I didn’t have enough fabric for a single cut bag, so piecing together rabbits on repeat and adding rivets to outter pockets (that if it could’ve, should’ve been moved a ¼” to the right), that incorporated selvage is the cutest bit ever though. ♡

(The outter canvas fabric is Wildwood Fable from Rifle Paper Co. and inside is a creamy organic cotton canvas from Cloud 9 Fabrics.)

Most bags get stuffed with my favorite junk: pens, notebooks, zip pouches and crochet. The thing is, I always obsessively sew in custom pocket arrangements specifically to hold these things ..obviously for occasional use only.

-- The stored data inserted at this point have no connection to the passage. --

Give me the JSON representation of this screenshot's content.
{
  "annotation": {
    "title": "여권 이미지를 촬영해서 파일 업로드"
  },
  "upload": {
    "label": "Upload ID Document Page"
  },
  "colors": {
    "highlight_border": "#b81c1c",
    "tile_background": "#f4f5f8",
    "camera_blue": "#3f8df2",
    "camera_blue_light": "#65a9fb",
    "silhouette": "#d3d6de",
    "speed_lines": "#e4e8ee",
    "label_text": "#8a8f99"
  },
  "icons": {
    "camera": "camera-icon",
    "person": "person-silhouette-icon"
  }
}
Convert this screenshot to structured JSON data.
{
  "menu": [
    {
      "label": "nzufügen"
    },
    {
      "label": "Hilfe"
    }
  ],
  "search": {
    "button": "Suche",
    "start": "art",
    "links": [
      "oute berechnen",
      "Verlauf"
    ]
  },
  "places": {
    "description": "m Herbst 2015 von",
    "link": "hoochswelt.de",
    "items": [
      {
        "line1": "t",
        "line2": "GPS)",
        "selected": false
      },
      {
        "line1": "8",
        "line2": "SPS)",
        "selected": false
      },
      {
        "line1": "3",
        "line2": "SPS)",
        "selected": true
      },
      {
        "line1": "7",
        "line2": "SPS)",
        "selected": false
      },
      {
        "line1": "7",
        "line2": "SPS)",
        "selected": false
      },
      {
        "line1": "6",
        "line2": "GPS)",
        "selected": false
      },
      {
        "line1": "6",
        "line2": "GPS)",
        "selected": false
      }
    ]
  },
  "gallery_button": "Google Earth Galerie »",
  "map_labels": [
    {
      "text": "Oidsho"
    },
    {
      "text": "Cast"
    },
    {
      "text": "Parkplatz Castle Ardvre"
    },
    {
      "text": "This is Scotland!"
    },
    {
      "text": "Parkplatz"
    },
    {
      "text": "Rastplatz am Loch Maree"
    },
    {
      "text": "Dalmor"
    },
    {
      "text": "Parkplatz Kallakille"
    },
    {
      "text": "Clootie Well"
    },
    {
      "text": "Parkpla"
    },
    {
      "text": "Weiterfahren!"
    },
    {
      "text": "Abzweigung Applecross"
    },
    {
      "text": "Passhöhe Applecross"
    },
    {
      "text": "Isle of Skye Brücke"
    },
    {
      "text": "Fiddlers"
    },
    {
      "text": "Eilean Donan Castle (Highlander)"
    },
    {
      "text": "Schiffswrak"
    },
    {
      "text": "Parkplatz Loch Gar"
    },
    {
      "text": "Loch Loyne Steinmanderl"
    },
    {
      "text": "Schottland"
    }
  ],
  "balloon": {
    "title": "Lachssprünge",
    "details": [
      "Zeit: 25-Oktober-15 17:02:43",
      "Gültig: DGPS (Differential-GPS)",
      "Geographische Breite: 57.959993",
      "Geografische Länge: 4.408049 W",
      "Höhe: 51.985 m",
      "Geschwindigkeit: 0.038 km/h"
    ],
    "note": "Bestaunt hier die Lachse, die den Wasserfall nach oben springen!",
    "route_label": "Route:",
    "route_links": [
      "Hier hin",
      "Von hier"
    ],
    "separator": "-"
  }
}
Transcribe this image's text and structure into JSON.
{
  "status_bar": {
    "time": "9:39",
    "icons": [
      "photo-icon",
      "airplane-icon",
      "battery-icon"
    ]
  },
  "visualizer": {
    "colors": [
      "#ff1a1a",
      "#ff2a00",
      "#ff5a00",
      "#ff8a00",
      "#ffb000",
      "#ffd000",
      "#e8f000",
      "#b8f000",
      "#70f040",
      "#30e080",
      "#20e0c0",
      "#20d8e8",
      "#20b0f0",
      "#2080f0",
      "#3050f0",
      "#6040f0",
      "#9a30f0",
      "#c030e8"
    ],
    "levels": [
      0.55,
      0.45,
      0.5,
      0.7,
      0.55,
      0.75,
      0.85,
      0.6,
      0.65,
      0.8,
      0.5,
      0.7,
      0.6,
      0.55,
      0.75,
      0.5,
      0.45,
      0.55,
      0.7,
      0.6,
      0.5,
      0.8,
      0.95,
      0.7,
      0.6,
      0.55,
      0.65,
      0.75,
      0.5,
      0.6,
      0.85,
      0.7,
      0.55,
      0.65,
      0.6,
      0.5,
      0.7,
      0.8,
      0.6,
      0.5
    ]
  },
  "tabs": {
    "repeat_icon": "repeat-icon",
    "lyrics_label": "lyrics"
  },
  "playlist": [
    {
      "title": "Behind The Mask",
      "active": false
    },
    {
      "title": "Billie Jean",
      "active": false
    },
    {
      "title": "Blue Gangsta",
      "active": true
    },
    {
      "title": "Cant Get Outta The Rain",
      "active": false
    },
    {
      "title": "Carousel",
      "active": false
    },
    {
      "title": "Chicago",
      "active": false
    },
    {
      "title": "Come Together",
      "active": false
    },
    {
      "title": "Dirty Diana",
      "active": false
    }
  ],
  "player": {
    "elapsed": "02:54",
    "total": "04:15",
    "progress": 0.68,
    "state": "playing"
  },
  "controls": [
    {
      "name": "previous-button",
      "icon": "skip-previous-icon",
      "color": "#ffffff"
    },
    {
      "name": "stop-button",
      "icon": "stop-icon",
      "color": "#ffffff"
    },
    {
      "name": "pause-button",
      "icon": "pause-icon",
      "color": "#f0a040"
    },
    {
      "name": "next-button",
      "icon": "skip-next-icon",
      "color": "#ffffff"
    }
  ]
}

When I first taught myself to crochet, I almost exclusively made household stuff like dishcloths, washcloths, potholders and scrubbies, they were perfect for practicing stitch patterns and new techniques and even if they were wonky, they were still useful. Somewhere along the way I started seeing really cute patterns that used crochet charts and at first I was so confused by them, but after learning the symbols and constantly referring back to the reference charts on their meanings, they have become my absolute favorite way to work a crochet pattern. If possible I completely forgo the wordy written paragraph rows and rounds and head straight for the charts. The best part is charts are universal, so even if a pattern is written in a different language, if it’s also charted you will be able to make it!

(Way back when, I found this Ravelry group so helpful in understanding Japanese knitting and crochet charts.)

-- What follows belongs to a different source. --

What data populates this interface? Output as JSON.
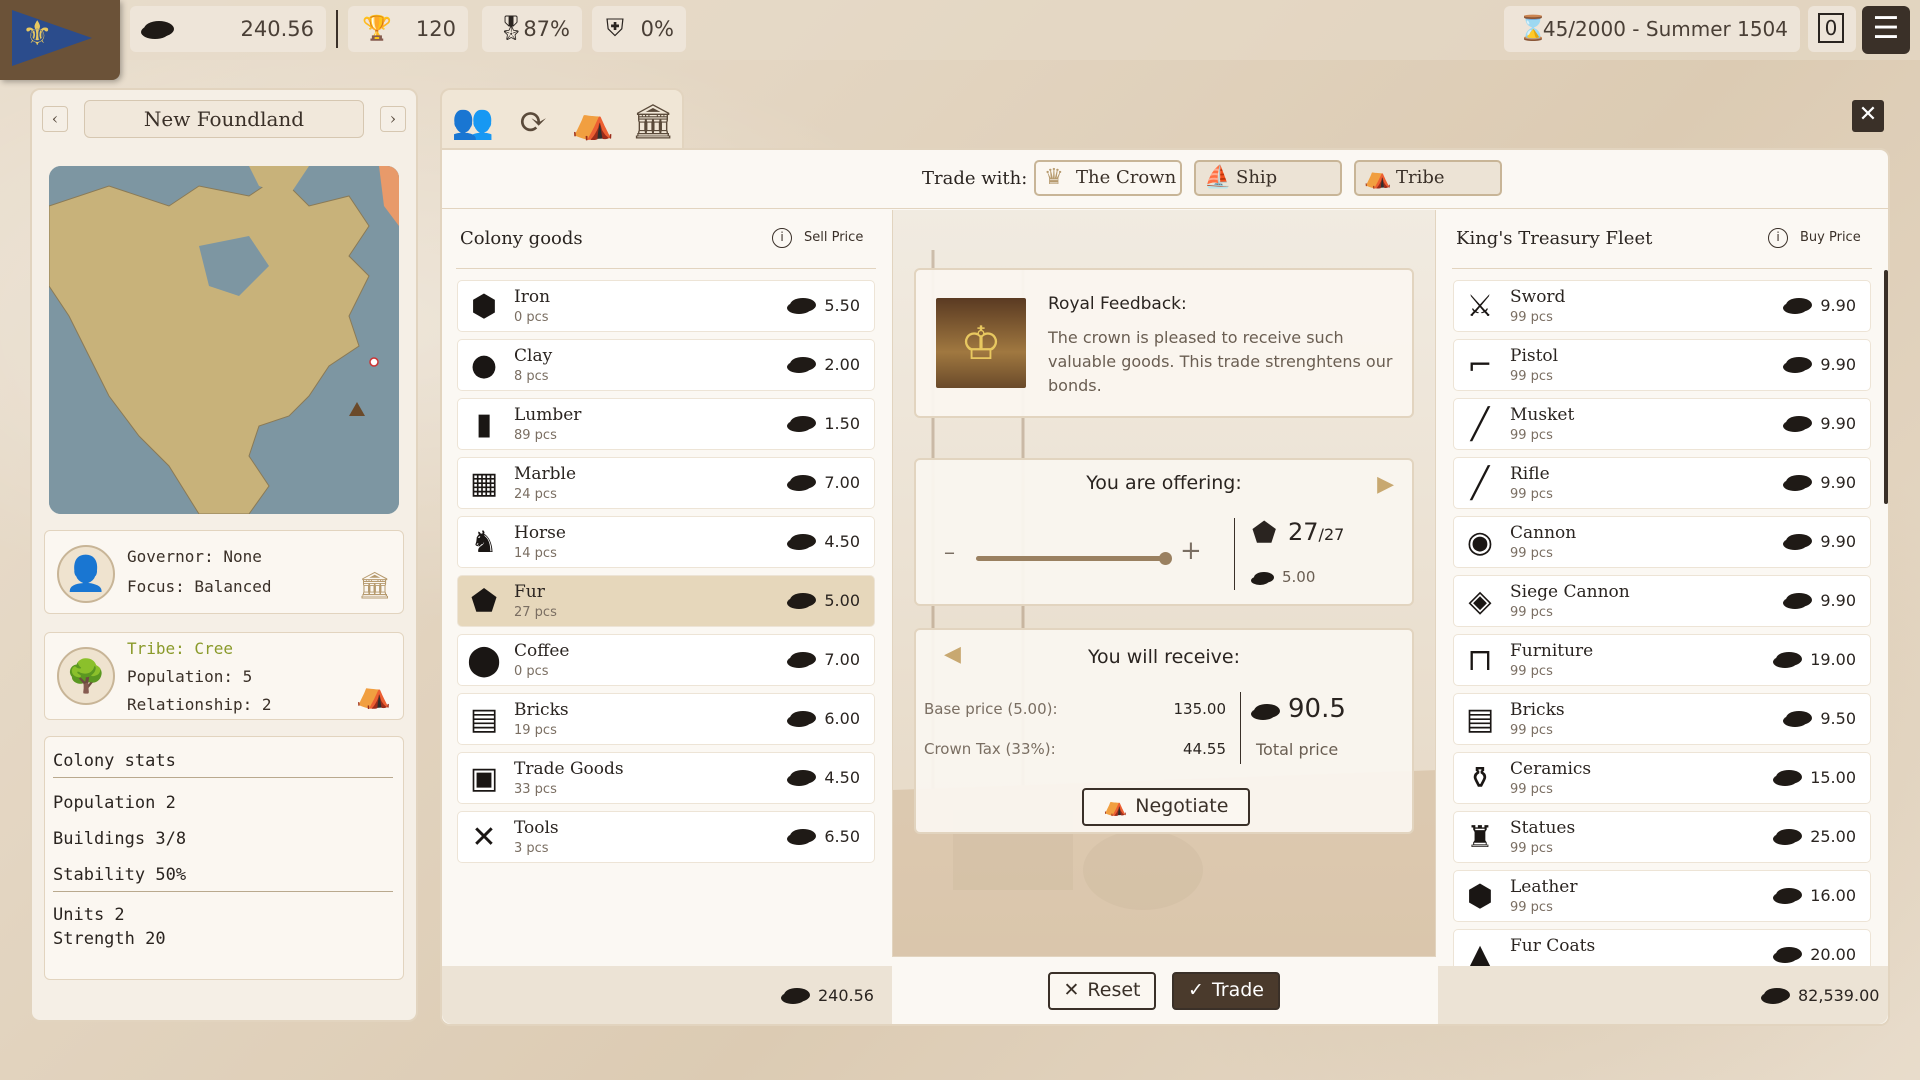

Soft scrubbers ♡ gosh, I missed you.. I think the last batch I made was in 2011, well I’m back at it, 4 pineapples in and feeling like I could keep going forever. Assorted cottons from stash. ♡

This cutie is charted, it’s motif 35-37 from the booklet: Highlights from Magic Scrubber Part 2 魔法のタワシ 総集編 by Boutique-sha (ブティック社)

Oh look, a tiny slightly translucent bowtied bunny made in my usual chocolate rabbit style, I keep falling back in love with all my old favorite things to make. ♡

my plain explained

I practice a lot, I like to get things just right and I usually use neutral colors and plain fabrics so I can truly see exactly what is happening with the shape and structure, it also forces quality and improvement in my handiwork when every stitch, pucker and fold is clearly visible.

Years ago there was this really amazing mill end fabric shop a few towns over, when you walked in, you never knew what you might find. There were first run proofs, rejected strike offs, misprints, factory remnants and discontinued full bolts at half price. In those days I was able to get so much natural duck cloth (canvas), cotton muslin, linen, and wool at an even deeper discount, because nobody wanted those plain fabrics. Most of the quilters and sewists that were shopping along side me, were coming in for the more colorful quilting cottons & fashion prints.

Over the years, the side effect of always having bulk neutrals on hand was that it became my color and fabric of choice. Basic, unfussy, perfection.